Turner, a resilient father of three who grew up in Sacramento County, was fatally struck by a car on Oct. 27, 2022, at Meadowview Road and Henrietta Drive. He was born on March 23, 1978. He was 44.

Turner was born in Sacramento to Cheryl and Terry Turner. He grew up with two younger brothers: Anthony, the middle child, and Mandel, with whom he became close despite a seven-year age difference. Terry was protective of his younger siblings, Mandel said. The older boy took his brothers to play on the basketball court at North Country Elementary School in Antelope, near the family home.

Terry brought one word to mind for his youngest brother: “Loyal.” Mandel knew that you could tell Terry a secret, but he would never tell anyone. If Terry loved you, he would never say an unkind word about you.

The younger man tried to return the favor. Terry, Mandel said, “has suffered a lot in his life. And as his brother, it was quite difficult for me to see that happen. Terry was in prison, which isolated him from family and friends. He “sometimes made terrible decisions, and then he paid for them.”

Still, Mandel said, “As his little brother, I always had his back.”
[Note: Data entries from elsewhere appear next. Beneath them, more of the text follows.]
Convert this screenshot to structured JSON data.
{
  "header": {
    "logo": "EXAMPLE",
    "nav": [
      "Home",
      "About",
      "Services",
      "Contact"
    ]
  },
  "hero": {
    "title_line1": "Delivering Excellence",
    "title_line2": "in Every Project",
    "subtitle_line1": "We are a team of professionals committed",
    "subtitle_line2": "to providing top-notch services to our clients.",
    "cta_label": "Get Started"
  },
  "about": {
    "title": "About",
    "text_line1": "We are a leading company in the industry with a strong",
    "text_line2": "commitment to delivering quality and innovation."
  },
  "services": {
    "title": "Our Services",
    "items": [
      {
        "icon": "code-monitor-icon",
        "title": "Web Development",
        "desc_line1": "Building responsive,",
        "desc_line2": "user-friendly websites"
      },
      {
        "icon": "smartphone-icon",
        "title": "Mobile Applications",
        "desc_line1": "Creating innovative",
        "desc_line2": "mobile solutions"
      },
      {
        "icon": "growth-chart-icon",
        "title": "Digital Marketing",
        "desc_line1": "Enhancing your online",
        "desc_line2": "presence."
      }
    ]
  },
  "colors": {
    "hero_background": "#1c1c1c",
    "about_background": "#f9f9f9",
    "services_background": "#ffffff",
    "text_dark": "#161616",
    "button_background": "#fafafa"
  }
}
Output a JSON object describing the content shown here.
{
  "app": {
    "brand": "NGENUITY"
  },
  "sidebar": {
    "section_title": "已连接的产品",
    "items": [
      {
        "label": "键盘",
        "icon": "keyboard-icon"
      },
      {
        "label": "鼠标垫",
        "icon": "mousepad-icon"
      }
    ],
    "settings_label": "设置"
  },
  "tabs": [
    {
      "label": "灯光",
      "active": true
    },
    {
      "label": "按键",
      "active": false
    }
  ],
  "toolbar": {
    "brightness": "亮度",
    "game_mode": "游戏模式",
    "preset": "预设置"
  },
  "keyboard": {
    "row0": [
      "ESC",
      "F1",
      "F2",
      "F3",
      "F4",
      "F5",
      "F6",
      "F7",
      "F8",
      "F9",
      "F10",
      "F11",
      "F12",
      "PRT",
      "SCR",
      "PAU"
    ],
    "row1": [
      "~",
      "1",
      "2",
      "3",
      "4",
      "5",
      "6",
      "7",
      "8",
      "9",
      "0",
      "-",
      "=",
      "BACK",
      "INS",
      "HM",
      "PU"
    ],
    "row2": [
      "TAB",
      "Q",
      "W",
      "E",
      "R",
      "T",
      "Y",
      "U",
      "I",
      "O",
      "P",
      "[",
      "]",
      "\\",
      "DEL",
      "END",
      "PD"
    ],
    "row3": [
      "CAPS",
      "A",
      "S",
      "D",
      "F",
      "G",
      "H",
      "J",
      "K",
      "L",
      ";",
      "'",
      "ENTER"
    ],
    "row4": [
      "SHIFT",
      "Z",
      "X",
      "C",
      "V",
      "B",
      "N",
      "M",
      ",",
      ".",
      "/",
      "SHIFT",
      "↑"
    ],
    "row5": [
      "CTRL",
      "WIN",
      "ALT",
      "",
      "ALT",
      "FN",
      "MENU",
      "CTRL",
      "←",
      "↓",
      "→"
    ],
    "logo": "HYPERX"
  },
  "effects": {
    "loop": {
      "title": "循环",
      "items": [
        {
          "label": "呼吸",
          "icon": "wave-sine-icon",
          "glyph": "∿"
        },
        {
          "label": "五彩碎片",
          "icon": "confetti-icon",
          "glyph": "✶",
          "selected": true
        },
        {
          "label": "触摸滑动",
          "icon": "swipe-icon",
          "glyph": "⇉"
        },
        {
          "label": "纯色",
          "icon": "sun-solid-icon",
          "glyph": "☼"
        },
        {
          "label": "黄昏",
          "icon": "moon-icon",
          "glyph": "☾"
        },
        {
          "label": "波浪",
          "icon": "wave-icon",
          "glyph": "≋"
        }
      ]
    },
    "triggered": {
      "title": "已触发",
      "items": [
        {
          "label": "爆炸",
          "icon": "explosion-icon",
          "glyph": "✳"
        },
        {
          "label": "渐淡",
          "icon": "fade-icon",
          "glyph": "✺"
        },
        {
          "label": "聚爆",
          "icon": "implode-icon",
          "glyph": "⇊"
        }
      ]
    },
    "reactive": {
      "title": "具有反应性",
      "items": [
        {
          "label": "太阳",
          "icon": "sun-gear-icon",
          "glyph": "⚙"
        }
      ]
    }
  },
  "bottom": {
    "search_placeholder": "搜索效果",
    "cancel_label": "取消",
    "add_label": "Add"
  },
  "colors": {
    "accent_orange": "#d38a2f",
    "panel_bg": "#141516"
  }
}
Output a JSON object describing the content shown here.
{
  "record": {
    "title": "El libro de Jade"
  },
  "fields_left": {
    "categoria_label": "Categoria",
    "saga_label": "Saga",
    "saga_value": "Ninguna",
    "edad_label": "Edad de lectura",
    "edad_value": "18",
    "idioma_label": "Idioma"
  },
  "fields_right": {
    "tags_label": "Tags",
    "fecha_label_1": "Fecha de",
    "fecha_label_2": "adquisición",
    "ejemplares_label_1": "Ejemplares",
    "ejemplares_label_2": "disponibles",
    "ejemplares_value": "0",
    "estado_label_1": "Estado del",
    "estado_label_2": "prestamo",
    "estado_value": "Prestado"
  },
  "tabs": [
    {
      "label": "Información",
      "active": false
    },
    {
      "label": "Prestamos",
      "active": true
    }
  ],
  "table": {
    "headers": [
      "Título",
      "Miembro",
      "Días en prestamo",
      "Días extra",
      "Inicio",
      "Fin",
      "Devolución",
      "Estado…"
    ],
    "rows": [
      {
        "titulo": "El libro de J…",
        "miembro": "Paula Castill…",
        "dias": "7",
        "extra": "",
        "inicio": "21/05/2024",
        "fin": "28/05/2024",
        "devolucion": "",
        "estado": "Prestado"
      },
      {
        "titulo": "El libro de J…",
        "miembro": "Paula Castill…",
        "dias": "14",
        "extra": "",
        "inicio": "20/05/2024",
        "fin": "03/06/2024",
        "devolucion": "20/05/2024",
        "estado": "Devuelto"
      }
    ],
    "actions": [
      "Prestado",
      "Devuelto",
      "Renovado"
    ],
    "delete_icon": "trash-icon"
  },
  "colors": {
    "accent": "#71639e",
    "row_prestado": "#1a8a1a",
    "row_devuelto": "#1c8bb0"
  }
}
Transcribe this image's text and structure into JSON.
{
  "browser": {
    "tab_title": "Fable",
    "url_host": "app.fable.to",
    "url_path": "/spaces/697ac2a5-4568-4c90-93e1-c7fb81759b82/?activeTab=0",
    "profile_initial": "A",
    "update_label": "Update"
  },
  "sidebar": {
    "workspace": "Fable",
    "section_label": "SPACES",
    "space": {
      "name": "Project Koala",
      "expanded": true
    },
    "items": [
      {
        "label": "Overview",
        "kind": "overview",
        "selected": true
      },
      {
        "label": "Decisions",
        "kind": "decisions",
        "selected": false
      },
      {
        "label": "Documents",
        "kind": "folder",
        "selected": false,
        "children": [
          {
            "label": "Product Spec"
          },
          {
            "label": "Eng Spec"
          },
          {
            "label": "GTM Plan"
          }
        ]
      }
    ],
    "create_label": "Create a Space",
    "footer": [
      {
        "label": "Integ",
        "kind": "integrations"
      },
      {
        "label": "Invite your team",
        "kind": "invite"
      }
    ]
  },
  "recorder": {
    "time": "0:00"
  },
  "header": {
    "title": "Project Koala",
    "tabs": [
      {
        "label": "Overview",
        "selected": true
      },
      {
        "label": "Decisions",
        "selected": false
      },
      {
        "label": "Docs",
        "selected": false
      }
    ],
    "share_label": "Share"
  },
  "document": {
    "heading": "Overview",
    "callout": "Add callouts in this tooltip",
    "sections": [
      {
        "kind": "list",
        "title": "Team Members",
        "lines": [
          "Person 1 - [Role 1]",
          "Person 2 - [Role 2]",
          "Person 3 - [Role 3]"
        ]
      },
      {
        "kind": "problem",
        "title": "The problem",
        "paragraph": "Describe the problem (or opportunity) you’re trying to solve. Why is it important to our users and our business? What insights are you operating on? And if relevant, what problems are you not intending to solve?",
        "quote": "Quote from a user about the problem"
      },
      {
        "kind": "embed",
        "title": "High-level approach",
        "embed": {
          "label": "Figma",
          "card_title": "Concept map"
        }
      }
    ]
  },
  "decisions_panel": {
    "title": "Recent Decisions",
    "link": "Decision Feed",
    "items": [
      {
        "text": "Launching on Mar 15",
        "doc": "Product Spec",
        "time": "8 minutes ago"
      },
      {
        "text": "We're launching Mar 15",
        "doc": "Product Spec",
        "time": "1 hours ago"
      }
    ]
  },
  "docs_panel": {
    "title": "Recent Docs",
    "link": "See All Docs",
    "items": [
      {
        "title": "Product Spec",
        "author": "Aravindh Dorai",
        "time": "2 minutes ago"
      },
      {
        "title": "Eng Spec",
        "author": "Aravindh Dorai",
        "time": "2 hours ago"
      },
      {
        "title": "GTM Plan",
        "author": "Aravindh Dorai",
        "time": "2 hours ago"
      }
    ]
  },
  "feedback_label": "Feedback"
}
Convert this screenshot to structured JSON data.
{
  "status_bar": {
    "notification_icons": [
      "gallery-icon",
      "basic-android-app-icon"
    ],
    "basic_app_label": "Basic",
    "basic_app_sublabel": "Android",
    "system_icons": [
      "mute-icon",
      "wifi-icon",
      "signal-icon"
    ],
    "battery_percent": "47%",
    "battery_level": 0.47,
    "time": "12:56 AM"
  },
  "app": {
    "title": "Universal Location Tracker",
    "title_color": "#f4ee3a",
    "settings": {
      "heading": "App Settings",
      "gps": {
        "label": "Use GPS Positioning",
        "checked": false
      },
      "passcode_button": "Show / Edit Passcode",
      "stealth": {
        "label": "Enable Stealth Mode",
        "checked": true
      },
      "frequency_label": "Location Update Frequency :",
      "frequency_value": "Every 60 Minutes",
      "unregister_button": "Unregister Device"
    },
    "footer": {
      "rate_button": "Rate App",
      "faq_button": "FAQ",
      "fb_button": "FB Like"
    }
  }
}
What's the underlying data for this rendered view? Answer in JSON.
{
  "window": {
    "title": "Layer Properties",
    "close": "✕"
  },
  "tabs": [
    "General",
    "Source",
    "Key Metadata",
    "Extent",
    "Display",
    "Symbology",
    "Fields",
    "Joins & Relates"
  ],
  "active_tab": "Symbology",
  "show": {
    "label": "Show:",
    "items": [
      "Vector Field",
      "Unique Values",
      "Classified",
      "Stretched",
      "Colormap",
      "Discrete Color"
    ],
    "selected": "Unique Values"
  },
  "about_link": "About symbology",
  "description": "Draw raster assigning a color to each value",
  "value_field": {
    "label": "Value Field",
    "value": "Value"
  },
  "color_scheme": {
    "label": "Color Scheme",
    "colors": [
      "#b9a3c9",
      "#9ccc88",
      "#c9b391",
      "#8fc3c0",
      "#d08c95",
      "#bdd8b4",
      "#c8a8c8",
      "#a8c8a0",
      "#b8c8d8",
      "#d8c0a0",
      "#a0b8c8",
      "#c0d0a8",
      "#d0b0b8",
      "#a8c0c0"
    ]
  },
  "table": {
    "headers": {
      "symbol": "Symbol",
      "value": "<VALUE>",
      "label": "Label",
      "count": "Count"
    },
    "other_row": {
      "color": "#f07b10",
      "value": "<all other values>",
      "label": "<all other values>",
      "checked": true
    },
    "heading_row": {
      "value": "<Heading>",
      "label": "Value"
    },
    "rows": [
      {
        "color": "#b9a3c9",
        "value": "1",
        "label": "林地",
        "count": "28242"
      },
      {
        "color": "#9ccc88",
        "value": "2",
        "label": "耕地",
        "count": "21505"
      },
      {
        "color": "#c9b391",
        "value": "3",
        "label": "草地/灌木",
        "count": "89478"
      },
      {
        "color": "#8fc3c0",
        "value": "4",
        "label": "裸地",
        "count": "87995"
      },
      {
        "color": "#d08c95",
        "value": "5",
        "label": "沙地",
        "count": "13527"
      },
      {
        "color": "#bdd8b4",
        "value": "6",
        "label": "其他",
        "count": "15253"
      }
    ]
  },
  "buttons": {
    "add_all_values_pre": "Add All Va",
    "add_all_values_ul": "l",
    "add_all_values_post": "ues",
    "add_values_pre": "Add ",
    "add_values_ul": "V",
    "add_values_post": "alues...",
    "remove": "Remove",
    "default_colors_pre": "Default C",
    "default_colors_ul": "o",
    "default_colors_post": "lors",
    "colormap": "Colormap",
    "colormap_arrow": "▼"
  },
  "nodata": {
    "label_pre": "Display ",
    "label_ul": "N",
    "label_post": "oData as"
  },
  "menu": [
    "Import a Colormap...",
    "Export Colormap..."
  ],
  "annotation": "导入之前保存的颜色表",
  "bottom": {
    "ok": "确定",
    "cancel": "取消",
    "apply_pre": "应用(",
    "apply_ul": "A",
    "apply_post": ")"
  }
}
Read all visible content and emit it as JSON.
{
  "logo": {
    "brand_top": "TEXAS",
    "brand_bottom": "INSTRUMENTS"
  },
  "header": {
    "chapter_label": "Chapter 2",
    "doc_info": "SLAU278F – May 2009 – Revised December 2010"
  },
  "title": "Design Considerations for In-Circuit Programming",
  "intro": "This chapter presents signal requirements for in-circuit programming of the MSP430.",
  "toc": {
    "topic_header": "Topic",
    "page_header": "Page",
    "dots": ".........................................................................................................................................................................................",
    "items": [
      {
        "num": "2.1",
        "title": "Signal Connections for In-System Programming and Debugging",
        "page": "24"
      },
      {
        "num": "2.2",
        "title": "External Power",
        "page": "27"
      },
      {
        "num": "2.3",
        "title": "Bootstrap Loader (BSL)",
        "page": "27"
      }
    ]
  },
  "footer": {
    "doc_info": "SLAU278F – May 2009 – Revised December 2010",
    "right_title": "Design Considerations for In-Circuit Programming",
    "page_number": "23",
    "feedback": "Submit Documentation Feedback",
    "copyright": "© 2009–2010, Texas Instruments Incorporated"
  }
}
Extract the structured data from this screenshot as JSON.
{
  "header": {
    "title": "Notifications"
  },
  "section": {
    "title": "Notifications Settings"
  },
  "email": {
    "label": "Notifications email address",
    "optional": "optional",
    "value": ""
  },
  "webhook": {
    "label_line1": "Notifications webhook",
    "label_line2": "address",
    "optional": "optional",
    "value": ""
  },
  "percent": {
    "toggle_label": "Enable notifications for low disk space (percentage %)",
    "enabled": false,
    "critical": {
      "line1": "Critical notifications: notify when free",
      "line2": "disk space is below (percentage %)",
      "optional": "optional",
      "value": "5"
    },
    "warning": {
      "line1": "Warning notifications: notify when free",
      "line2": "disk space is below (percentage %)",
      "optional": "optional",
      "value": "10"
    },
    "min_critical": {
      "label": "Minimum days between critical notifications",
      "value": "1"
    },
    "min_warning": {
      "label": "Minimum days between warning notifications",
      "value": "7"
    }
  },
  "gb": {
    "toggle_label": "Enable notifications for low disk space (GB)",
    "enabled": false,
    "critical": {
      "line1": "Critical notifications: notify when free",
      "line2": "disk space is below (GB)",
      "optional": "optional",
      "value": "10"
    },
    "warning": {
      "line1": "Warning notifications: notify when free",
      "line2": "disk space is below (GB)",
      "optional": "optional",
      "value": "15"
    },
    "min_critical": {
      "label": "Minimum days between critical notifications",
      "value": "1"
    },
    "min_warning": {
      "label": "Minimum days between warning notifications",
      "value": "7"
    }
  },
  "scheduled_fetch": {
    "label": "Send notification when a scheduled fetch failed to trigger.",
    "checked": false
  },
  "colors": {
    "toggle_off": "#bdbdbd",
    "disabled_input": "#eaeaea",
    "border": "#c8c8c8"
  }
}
In the summer of 2018, Mandel drove his niece – Terry’s eldest daughter – and her son to the Bay Area so Terry could meet his grandson for the first time. At the time, Terry was living in a halfway house in San Francisco, adjusting to life after prison.

Terry can be a difficult person to maintain a relationship with, but before he was murdered on a road the city deemed dangerous, it was important to Mandel to keep their ties alive. So he drove his niece and her baby to San Francisco. “I knew it meant something to him,” Mandel said. “You know, that’s why I did it.”

The visit didn’t last particularly long and Mandel doesn’t even remember what they did. They probably got something to eat; They probably spent some time together in the house, just chatting. What he does remember is how his brother held his grandchild. He remembers the feeling, the solidarity. Just being able to spend time together.